Day 180: No one is Rotten to the Core, We're Just Different

Have you ever found yourself in a disagreement with someone, both of you emphatically attempting to get your point across, before suddenly realizing that the problem is that you're not even arguing about the same thing? I am not a person that shies away from confrontation, but I have learned that unless you actually agree on a basic premise, no amount of discussion will ever result in resolution or even an agreement to disagree. I think this is why it is so difficult when you disagree over some fundamental issue with someone you care about. You cannot simply walk away from a loved one regardless of how vehemently you disagree, that is unless you are prepared to say goodbye to that person.

There are certain things that are best left unsaid in order to keep the peace. You do not tell a dear friend that you dislike his or her spouse nor do you get into a heated political or religious debate if you cannot keep from taking it personally. What about disagreements with your spouse? Is it possible to talk about a subject on which you are diametrically opposed? I'm not talking about being on opposite sides, I mean in a circumstance in which you understand an issue in a different way. Take for instance vegetarianism. I have been a vegetarian in the past and even cut out all dairy for a while. At the same time I still wore leather shoes and even have a leather jacket or two in my closet. My position was based on health, not animal activism. Debating going vegetarian does not work when you pit a health-conscious veggie against an anti-animal cruelty veggie. At the core they are two different issues.

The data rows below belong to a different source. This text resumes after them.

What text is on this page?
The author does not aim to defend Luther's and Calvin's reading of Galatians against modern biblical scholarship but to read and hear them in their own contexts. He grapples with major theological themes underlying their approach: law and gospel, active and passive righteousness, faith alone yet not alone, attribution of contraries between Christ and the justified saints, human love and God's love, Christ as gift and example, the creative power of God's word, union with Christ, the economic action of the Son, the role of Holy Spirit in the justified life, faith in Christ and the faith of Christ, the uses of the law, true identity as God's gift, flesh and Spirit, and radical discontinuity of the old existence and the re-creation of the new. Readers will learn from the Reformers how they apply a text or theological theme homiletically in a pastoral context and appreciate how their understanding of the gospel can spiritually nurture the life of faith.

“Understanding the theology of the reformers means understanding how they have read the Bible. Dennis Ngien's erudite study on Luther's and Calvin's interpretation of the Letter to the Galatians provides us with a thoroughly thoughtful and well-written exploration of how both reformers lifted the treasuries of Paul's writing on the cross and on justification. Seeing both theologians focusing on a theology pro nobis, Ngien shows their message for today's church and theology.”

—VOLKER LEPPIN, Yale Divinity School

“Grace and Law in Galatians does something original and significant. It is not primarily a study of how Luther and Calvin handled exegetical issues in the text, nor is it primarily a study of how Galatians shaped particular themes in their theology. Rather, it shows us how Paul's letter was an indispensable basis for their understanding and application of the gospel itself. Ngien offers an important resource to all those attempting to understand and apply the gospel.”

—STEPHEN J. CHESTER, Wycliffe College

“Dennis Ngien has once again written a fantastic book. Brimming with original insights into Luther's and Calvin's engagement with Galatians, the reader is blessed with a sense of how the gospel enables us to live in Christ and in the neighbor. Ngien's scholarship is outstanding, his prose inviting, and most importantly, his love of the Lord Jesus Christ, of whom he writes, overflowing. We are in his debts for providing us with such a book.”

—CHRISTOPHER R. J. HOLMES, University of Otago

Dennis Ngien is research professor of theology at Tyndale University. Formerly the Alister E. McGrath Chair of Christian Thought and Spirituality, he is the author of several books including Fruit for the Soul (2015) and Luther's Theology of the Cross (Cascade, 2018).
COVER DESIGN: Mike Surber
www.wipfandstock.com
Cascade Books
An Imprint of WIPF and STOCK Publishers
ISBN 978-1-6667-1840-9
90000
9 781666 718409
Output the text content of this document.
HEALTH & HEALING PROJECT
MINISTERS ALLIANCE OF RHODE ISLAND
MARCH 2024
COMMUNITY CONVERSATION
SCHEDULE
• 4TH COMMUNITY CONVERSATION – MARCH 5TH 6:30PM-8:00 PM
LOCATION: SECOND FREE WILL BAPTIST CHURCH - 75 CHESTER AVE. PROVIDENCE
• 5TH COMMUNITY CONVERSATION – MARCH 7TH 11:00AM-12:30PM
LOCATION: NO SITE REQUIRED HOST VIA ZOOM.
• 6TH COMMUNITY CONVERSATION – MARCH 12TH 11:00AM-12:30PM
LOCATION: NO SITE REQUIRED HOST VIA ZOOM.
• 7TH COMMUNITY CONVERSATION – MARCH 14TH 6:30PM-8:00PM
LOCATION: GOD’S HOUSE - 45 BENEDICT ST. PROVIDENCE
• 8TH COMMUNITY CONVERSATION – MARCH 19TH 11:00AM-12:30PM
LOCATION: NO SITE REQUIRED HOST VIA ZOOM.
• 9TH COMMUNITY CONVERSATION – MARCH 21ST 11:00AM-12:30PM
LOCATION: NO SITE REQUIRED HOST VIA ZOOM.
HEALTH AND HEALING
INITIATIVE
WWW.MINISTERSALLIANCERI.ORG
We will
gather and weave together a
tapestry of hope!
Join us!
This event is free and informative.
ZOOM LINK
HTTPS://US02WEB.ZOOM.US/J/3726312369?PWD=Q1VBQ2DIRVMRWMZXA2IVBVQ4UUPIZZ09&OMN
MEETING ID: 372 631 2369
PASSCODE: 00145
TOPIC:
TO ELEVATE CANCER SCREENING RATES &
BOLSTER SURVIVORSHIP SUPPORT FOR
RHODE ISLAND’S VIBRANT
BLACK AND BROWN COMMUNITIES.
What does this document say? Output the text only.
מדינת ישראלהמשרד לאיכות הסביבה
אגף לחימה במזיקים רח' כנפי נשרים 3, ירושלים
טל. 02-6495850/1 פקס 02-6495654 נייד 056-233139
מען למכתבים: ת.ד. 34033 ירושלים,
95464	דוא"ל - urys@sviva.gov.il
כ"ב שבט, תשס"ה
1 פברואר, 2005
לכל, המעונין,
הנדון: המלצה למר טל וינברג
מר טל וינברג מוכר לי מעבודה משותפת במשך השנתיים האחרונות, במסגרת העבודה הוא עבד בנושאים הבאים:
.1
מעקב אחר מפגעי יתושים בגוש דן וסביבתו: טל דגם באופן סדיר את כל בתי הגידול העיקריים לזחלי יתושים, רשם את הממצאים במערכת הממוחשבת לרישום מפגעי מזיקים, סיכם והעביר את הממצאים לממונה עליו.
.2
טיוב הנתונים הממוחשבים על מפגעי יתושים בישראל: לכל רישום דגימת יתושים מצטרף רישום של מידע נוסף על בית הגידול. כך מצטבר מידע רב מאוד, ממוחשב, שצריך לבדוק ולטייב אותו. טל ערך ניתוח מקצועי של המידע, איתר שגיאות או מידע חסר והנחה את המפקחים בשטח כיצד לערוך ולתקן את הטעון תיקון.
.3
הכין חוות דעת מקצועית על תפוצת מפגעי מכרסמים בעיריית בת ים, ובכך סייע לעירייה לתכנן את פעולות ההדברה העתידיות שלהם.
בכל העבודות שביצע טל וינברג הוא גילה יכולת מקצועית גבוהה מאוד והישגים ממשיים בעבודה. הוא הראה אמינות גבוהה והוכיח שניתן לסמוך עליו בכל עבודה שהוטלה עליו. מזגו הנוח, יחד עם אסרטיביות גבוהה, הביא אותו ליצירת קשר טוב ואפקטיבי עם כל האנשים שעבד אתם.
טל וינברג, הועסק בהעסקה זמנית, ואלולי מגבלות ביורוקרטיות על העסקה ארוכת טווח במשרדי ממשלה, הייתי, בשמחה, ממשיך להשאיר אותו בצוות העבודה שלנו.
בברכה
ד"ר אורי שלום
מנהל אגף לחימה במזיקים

Interpersonal relationships are very often a game of navigating choppy waters. There are a hundred little bumps and surprises that can throw you off course early on, but once the commitment deepens most of these dissipate. What is left are the core issues and values we all hold most dear. If they do not match up usually one of two things happen: we ignore them or we walk away. Ignoring them might work for a while, but things have a way of rearing their heads when you least expect it. Surviving the realization that your core values are different does not have a high success rate and it is impossible without the ability to maintain respect. In life, respect is always key, but so often we allow ourselves to veer away from that when it comes to love. Why do we feel free to say horrifically hurtful things to family members and spouses, but we maintain respect for friends or casual acquaintances? Maybe because we believe that love equals automatic forgiveness, but that is a slippery slope of its own because there is only so much we will forgive.

The more life I live, the more I am surprised to discover similarities in people with whom I was not close and fundamental differences with those I deem loved ones. Some will not survive and that is sad, but some will deepen and come to a new level of closeness and understanding forged through mutual respect. The question remains, however, if you can ever overcome that basic mismatch of core values and build a bridge of understanding, respect, and yes, probably even a bit of willful ignorance. Because unless you are willing to do that there is a good chance the relationship will not grow and that is just a waste. I count myself one of the lucky few to be surrounded with people that I love and trust enough to know that our differences can be overcome, but that has not always been the case. What am I thankful for? I guess the ability to recognize not just core values of people, but to know that those I love and who love me are at their core, valuable people.